Step 4: Poll for Results
Once you have a jobId, poll the status endpoint for result
Endpoint:
GET https://{pod_host}/api/fusion-ai/orchestrator/agent/v1/{agent_team_code}/status/{jobId}
Sample Response
The ‘output’ field in the response has the Final response of Agent Team along with other attributes.
{
"input": "{\"workflowCode\":\"PRODUCT_COMPARISON_ADVISOR_COE\",\"message\":\"Compare M1000034 of org IMO and M1000040 of Org SBI?\",\"conversational\":true,\"conversationId\":\"eb6f8427-5e13-4dd2-8fa9-ef3887f19385\",\"jobId\":\"c73c1580-70cc-4f62-93c0-48d9484d8b8b\",\"invocationMode\":\"END_USER\",\"version\":13,\"status\":\"PUBLISHED\",\"parameters\":{},\"refreshCache\":false,\"useInternalConfig\":false,\"workflowId\":\"300000029907702\"}",
"output": "Here’s a concise comparison between M1000034 (Org IMO) and M1000040 (Org SBI)............",
"error": null,
"followUpQuestions": [],
"jobId": "c73c1580-70cc-4f62-93c0-48d9484d8b8b",
"conversationId": "eb6f8427-5e13-4dd2-8fa9-ef3887f19385",
"traceId": "0000000000000000322418a3c9ceb65d",
"status": "COMPLETE",
"supportingChunks": [],
"citations": [],
"nodes": [],
"waitingToolCode": null,
"workflowCode": "PRODUCT_COMPARISON_ADVISOR_COE",
"workflowName": null,
"architecture": null,
"workflowVersion": 13,
"workflowStatus": "PUBLISHED",
"startDate": 1773341443159,
"endTime": 1773341469930,
"createDate": "2026-03-12T18:50:43.159+0000",
"endDate": "2026-03-12T18:51:09.930+0000"
}
Continue polling while status is RUNNING or WAITING. When the status is WAITING, the agent may be expecting a human approval.
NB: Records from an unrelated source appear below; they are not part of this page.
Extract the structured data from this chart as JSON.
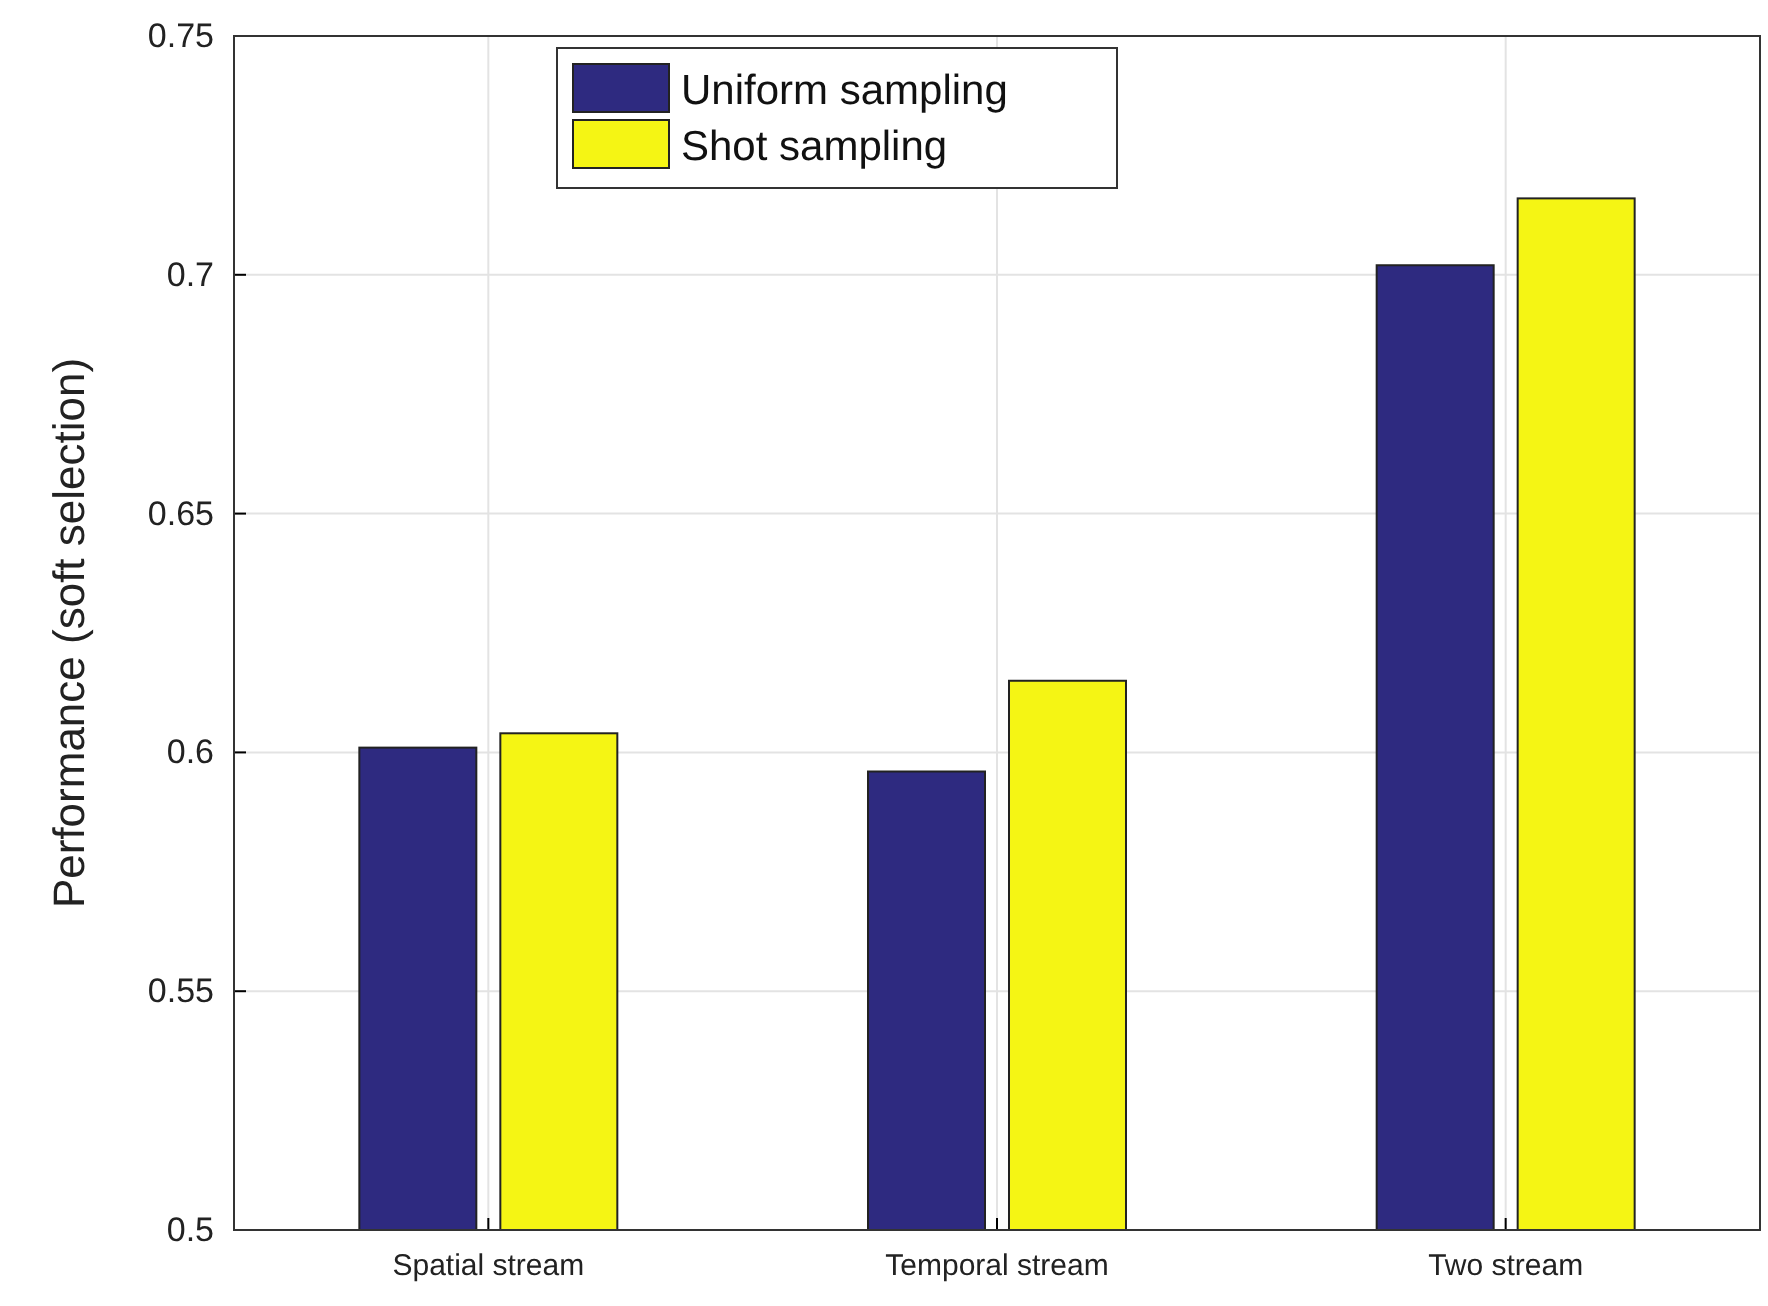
{
  "chart_data": {
    "type": "bar",
    "ylabel": "Performance (soft selection)",
    "categories": [
      "Spatial stream",
      "Temporal stream",
      "Two stream"
    ],
    "series": [
      {
        "name": "Uniform sampling",
        "color": "#2e2a80",
        "values": [
          0.601,
          0.596,
          0.702
        ]
      },
      {
        "name": "Shot sampling",
        "color": "#f5f514",
        "values": [
          0.604,
          0.615,
          0.716
        ]
      }
    ],
    "ylim": [
      0.5,
      0.75
    ],
    "yticks": [
      0.5,
      0.55,
      0.6,
      0.65,
      0.7,
      0.75
    ],
    "grid": true,
    "legend": "top"
  }
}
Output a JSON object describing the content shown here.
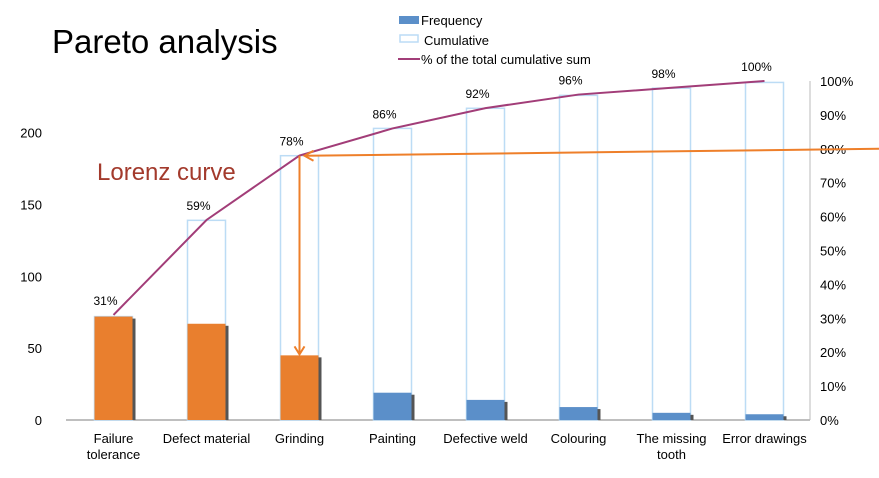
{
  "chart_data": {
    "type": "bar",
    "title": "Pareto analysis",
    "annotation": "Lorenz curve",
    "categories": [
      [
        "Failure",
        "tolerance"
      ],
      [
        "Defect material"
      ],
      [
        "Grinding"
      ],
      [
        "Painting"
      ],
      [
        "Defective weld"
      ],
      [
        "Colouring"
      ],
      [
        "The missing",
        "tooth"
      ],
      [
        "Error drawings"
      ]
    ],
    "series": [
      {
        "name": "Frequency",
        "type": "bar",
        "values": [
          72,
          67,
          45,
          19,
          14,
          9,
          5,
          4
        ]
      },
      {
        "name": "Cumulative",
        "type": "bar-outline",
        "values": [
          72,
          139,
          184,
          203,
          217,
          226,
          231,
          235
        ]
      },
      {
        "name": "% of the total cumulative sum",
        "type": "line",
        "axis": "right",
        "values": [
          31,
          59,
          78,
          86,
          92,
          96,
          98,
          100
        ],
        "labels": [
          "31%",
          "59%",
          "78%",
          "86%",
          "92%",
          "96%",
          "98%",
          "100%"
        ]
      }
    ],
    "highlighted_categories": 3,
    "left_axis": {
      "ticks": [
        0,
        50,
        100,
        150,
        200
      ],
      "ylim": [
        0,
        236
      ]
    },
    "right_axis": {
      "ticks": [
        "0%",
        "10%",
        "20%",
        "30%",
        "40%",
        "50%",
        "60%",
        "70%",
        "80%",
        "90%",
        "100%"
      ],
      "ylim": [
        0,
        100
      ]
    },
    "threshold_percent": 80,
    "legend_position": "top-center",
    "colors": {
      "frequency": "#5b8fc9",
      "highlight": "#e97f2e",
      "cumulative": "#bcdcf5",
      "line": "#a23d78",
      "arrow": "#ee7f2a",
      "annotation": "#a33a2c",
      "shadow": "#555555"
    }
  }
}
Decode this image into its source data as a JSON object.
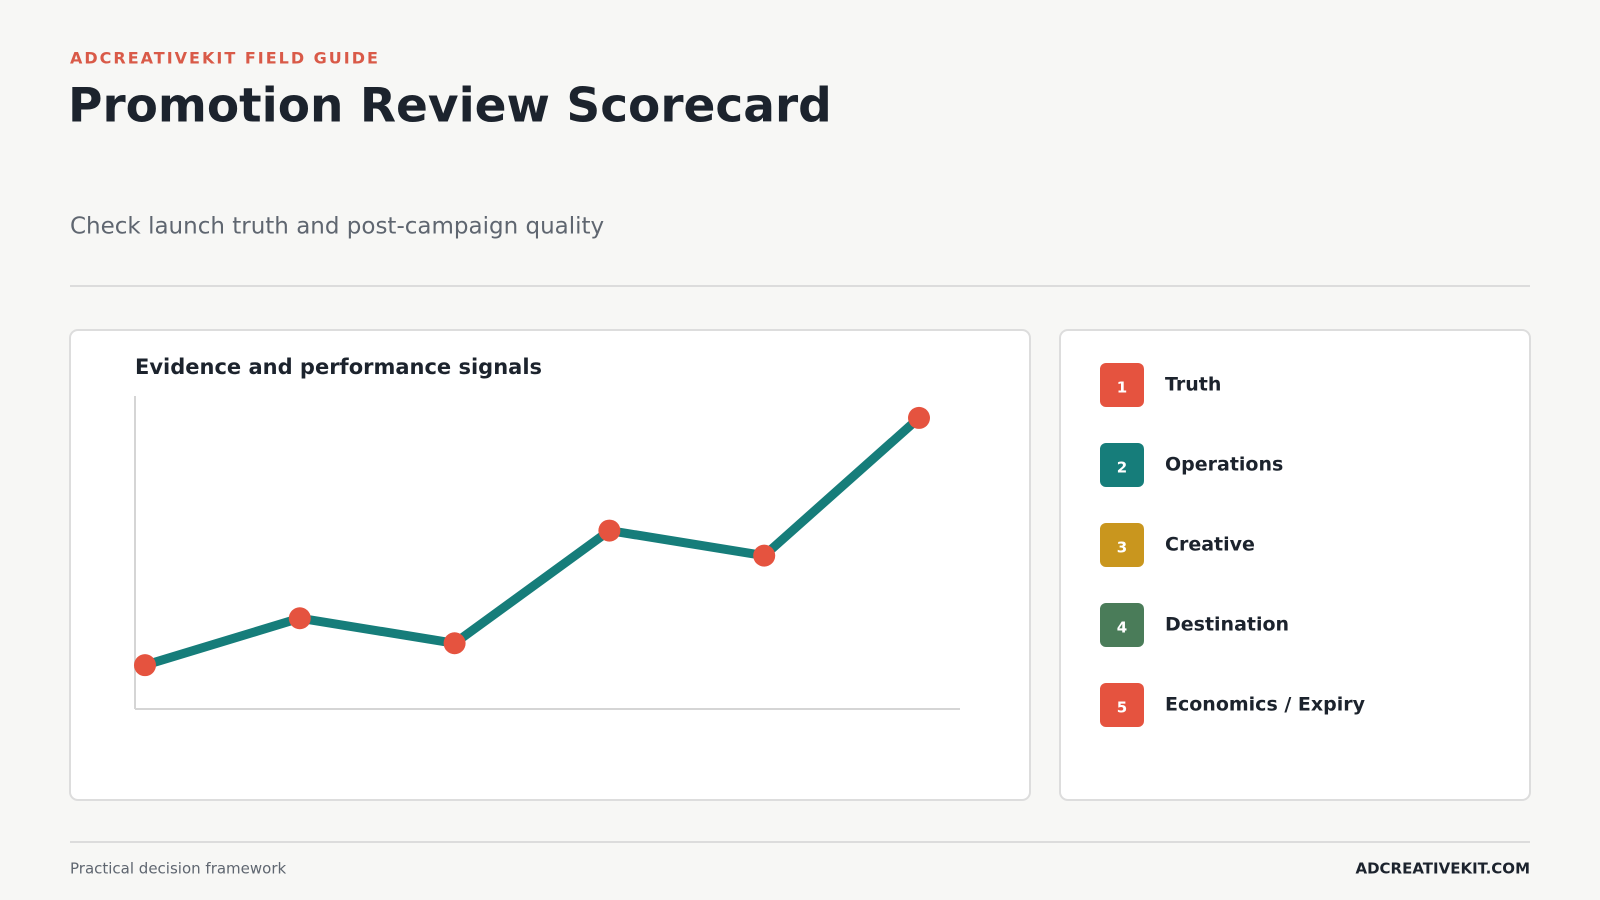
{
  "eyebrow": "ADCREATIVEKIT FIELD GUIDE",
  "title": "Promotion Review Scorecard",
  "subtitle": "Check launch truth and post-campaign quality",
  "chart_data": {
    "type": "line",
    "title": "Evidence and performance signals",
    "categories": [
      null,
      null,
      null,
      null,
      null,
      null
    ],
    "values": [
      14,
      29,
      21,
      57,
      49,
      93
    ],
    "ylim": [
      0,
      100
    ],
    "color": "#167d7a",
    "marker_color": "#e5533f"
  },
  "steps": [
    {
      "number": 1,
      "label": "Truth",
      "color": "#e5533f"
    },
    {
      "number": 2,
      "label": "Operations",
      "color": "#167d7a"
    },
    {
      "number": 3,
      "label": "Creative",
      "color": "#c9961e"
    },
    {
      "number": 4,
      "label": "Destination",
      "color": "#4a7c59"
    },
    {
      "number": 5,
      "label": "Economics / Expiry",
      "color": "#e5533f"
    }
  ],
  "footer": {
    "left": "Practical decision framework",
    "right": "ADCREATIVEKIT.COM"
  }
}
Handle this case explicitly in your integration logic.
Stop polling when status is COMPLETE or ERROR, then read the output or error field accordingly.
To retrieve detailed debug information(similar to executing from debug window). Use the below in the requests
POST: Use invocationMode=ADMIN in the request body parameter
GET: Use /api/fusion-ai/orchestrator/agent/v1//status/?invocationMode=ADMIN
The below table provides descriptions of the fields in the request body and the response
| Field | Description |
|---|---|
| conversational | Set to true |
| conversationId | Pass the Id from response to resume a conversation, otherwise new conversation will be started. |
| invocationMode | ADMIN or END_USER |
| status | PUBLISHED or DRAFT |
| parameters | Json object with key value pair. “parameters”: { “param1”: “value”, “param2″: “value” } |
| Field | Description |
|---|---|
| input | Request sent in invokeAsync method |
| output | Final response of Agent Team |
| progressMessage | If set to true, this will contain progress messages while request is in progress. |
| error | If execution fails, this field will have error desciption. |
| followUpQuestions | Contains list of follow-up questions, If enabled |
| jobId | JobId |
| conversationId | Conversation identifier |
| traceId | Internal id for execution used for debugging issues |
| status | Status of execution (RUNNING, WAITING, COMPLETE and ERROR) |
| supportingChunks | Return supporting chunks of Document Tool |
| citations | Return citations of Document Tool |
| nodes | List of high steps performed in execution(available in ADMIN mode) Workflow Agent Team = Node Details Supervisor = Agents. |
| startDate & endTime | Start & End of execution in epoch format in UTC time |
| createDate & endDate | Start & End of execution in ISO format in UTC time |
Bringing It Together
Integrating Fusion AI Agents into external applications is a significant step toward an autonomous enterprise architecture. By exposing agent capabilities through a well-defined invokeAsync API, it is possible for any external system, custom portals, third-party apps to harness AI-driven intelligence without requiring users to be inside Fusion Application.